Ed, thanks for your comments.. you will be pleased to know that you no longer need to agree to an NDA to get into the building, and there will be a Coffee and Cake waiting for you !

Thanks for posting the link – I hadn’t realised that so many Germans had registered their opposition.

Is the coffee and cake available for all ? 🙂

While, as you pointed out, the rejection of Google Street View is perhaps not directly beneficial to innovation, the political football works two ways. Media writes about Google as a way of getting noticed but who is most noticed is Google. It’s a great advertisement both for Google and the Street View service (which many people might not know about if they hadn’t read the newspapers columns). In the long run they will start to want the service and it may get more popular then it would have gotten if Google had just “introduced their service in country X”.

I think Ed has a valid point when he raises the issue of Google bashing. It is a simplistic comparison, given the many differences between the products, but I am unaware of, for instance, mass media hysteria in Germany (or any other country) about all the geo-tagged photographs on sites such as Flickr. Essentially, these are the same things, except of course that flickr doesn’t blur faces…

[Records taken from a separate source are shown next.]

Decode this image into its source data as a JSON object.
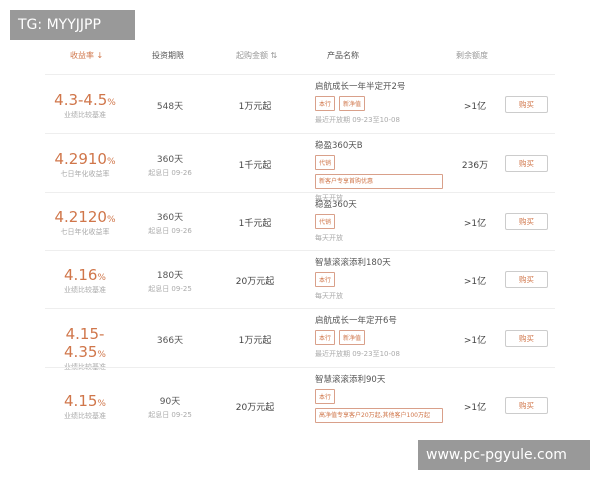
{
  "header": {
    "rate": "收益率 ↓",
    "term": "投资期限",
    "amount": "起购金额 ⇅",
    "product": "产品名称",
    "remaining": "剩余额度"
  },
  "rows": [
    {
      "rate": "4.3-4.5",
      "pct": "%",
      "rate_label": "业绩比较基准",
      "term": "548天",
      "term_sub": "",
      "amount": "1万元起",
      "name": "启航成长一年半定开2号",
      "tags": [
        "本行",
        "新净值"
      ],
      "note": "最近开放期 09-23至10-08",
      "remaining": ">1亿",
      "buy": "购买"
    },
    {
      "rate": "4.2910",
      "pct": "%",
      "rate_label": "七日年化收益率",
      "term": "360天",
      "term_sub": "起息日 09-26",
      "amount": "1千元起",
      "name": "稳盈360天B",
      "tags": [
        "代销",
        "新客户专享首购优惠"
      ],
      "note": "每天开放",
      "remaining": "236万",
      "buy": "购买"
    },
    {
      "rate": "4.2120",
      "pct": "%",
      "rate_label": "七日年化收益率",
      "term": "360天",
      "term_sub": "起息日 09-26",
      "amount": "1千元起",
      "name": "稳盈360天",
      "tags": [
        "代销"
      ],
      "note": "每天开放",
      "remaining": ">1亿",
      "buy": "购买"
    },
    {
      "rate": "4.16",
      "pct": "%",
      "rate_label": "业绩比较基准",
      "term": "180天",
      "term_sub": "起息日 09-25",
      "amount": "20万元起",
      "name": "智慧滚滚添利180天",
      "tags": [
        "本行"
      ],
      "note": "每天开放",
      "remaining": ">1亿",
      "buy": "购买"
    },
    {
      "rate": "4.15-4.35",
      "pct": "%",
      "rate_label": "业绩比较基准",
      "term": "366天",
      "term_sub": "",
      "amount": "1万元起",
      "name": "启航成长一年定开6号",
      "tags": [
        "本行",
        "新净值"
      ],
      "note": "最近开放期 09-23至10-08",
      "remaining": ">1亿",
      "buy": "购买"
    },
    {
      "rate": "4.15",
      "pct": "%",
      "rate_label": "业绩比较基准",
      "term": "90天",
      "term_sub": "起息日 09-25",
      "amount": "20万元起",
      "name": "智慧滚滚添利90天",
      "tags": [
        "本行",
        "高净值专享客户20万起,其他客户100万起"
      ],
      "note": "",
      "remaining": ">1亿",
      "buy": "购买"
    }
  ],
  "watermarks": {
    "top": "TG: MYYJJPP",
    "bottom": "www.pc-pgyule.com"
  },
  "colors": {
    "accent": "#d0764a"
  }
}
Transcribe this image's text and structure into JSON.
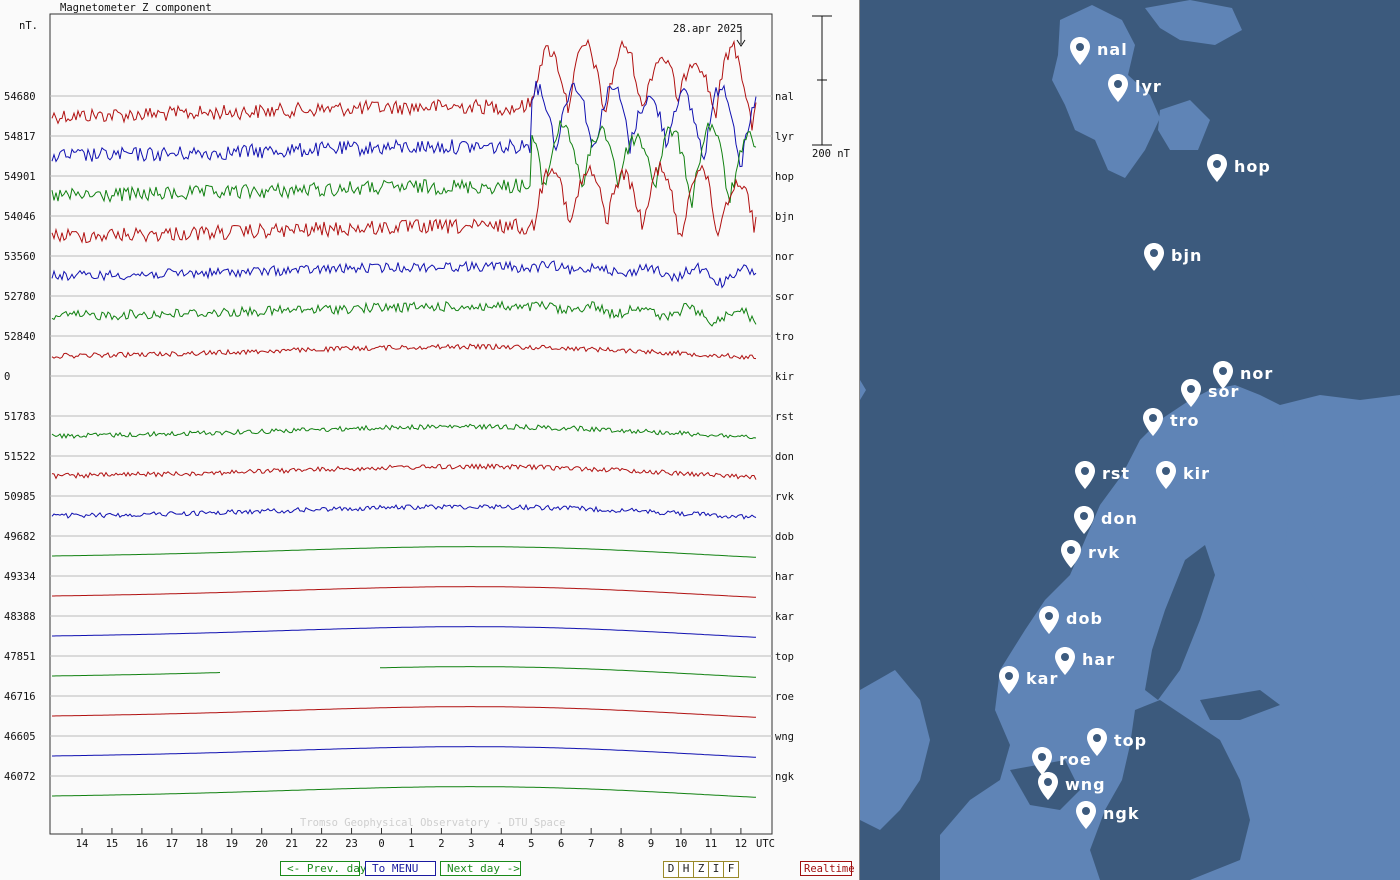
{
  "chart_data": {
    "type": "line",
    "title": "Magnetometer Z component",
    "date_label": "28.apr 2025",
    "y_unit": "nT.",
    "scale_label": "200 nT",
    "x_unit_label": "UTC",
    "x_ticks": [
      "14",
      "15",
      "16",
      "17",
      "18",
      "19",
      "20",
      "21",
      "22",
      "23",
      "0",
      "1",
      "2",
      "3",
      "4",
      "5",
      "6",
      "7",
      "8",
      "9",
      "10",
      "11",
      "12"
    ],
    "watermark": "Tromso Geophysical Observatory - DTU Space",
    "series": [
      {
        "name": "nal",
        "baseline": "54680",
        "color": "#b01010",
        "activity": 3
      },
      {
        "name": "lyr",
        "baseline": "54817",
        "color": "#1010b0",
        "activity": 3
      },
      {
        "name": "hop",
        "baseline": "54901",
        "color": "#108010",
        "activity": 3
      },
      {
        "name": "bjn",
        "baseline": "54046",
        "color": "#b01010",
        "activity": 3
      },
      {
        "name": "nor",
        "baseline": "53560",
        "color": "#1010b0",
        "activity": 2
      },
      {
        "name": "sor",
        "baseline": "52780",
        "color": "#108010",
        "activity": 2
      },
      {
        "name": "tro",
        "baseline": "52840",
        "color": "#b01010",
        "activity": 1
      },
      {
        "name": "kir",
        "baseline": "0",
        "color": "#888888",
        "activity": 0
      },
      {
        "name": "rst",
        "baseline": "51783",
        "color": "#108010",
        "activity": 1
      },
      {
        "name": "don",
        "baseline": "51522",
        "color": "#b01010",
        "activity": 1
      },
      {
        "name": "rvk",
        "baseline": "50985",
        "color": "#1010b0",
        "activity": 1
      },
      {
        "name": "dob",
        "baseline": "49682",
        "color": "#108010",
        "activity": 0
      },
      {
        "name": "har",
        "baseline": "49334",
        "color": "#b01010",
        "activity": 0
      },
      {
        "name": "kar",
        "baseline": "48388",
        "color": "#1010b0",
        "activity": 0
      },
      {
        "name": "top",
        "baseline": "47851",
        "color": "#108010",
        "activity": 0
      },
      {
        "name": "roe",
        "baseline": "46716",
        "color": "#b01010",
        "activity": 0
      },
      {
        "name": "wng",
        "baseline": "46605",
        "color": "#1010b0",
        "activity": 0
      },
      {
        "name": "ngk",
        "baseline": "46072",
        "color": "#108010",
        "activity": 0
      }
    ]
  },
  "nav": {
    "prev": "<- Prev. day",
    "menu": "To MENU",
    "next": "Next day ->",
    "components": [
      "D",
      "H",
      "Z",
      "I",
      "F"
    ],
    "realtime": "Realtime"
  },
  "map": {
    "land_color": "#5f84b6",
    "sea_color": "#3c5a7d",
    "stations": [
      "nal",
      "lyr",
      "hop",
      "bjn",
      "nor",
      "sor",
      "tro",
      "kir",
      "rst",
      "don",
      "rvk",
      "dob",
      "har",
      "kar",
      "top",
      "roe",
      "wng",
      "ngk"
    ]
  }
}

I know I’m not the first to comment on the irony that Germany is introducing ID cards with embedded RFID chips, which will be mandatory to carry in public, yet the privacy furore seems to relate to Google StreetView.

http://uk.ibtimes.com/articles/44536/20100821/identity-cards-with-rfid-chip-on-track-in-germany.htm

I know which one I’d be shouting about. If it’s true that GSV is a political football in Germany, is it perhaps a deliberate distraction?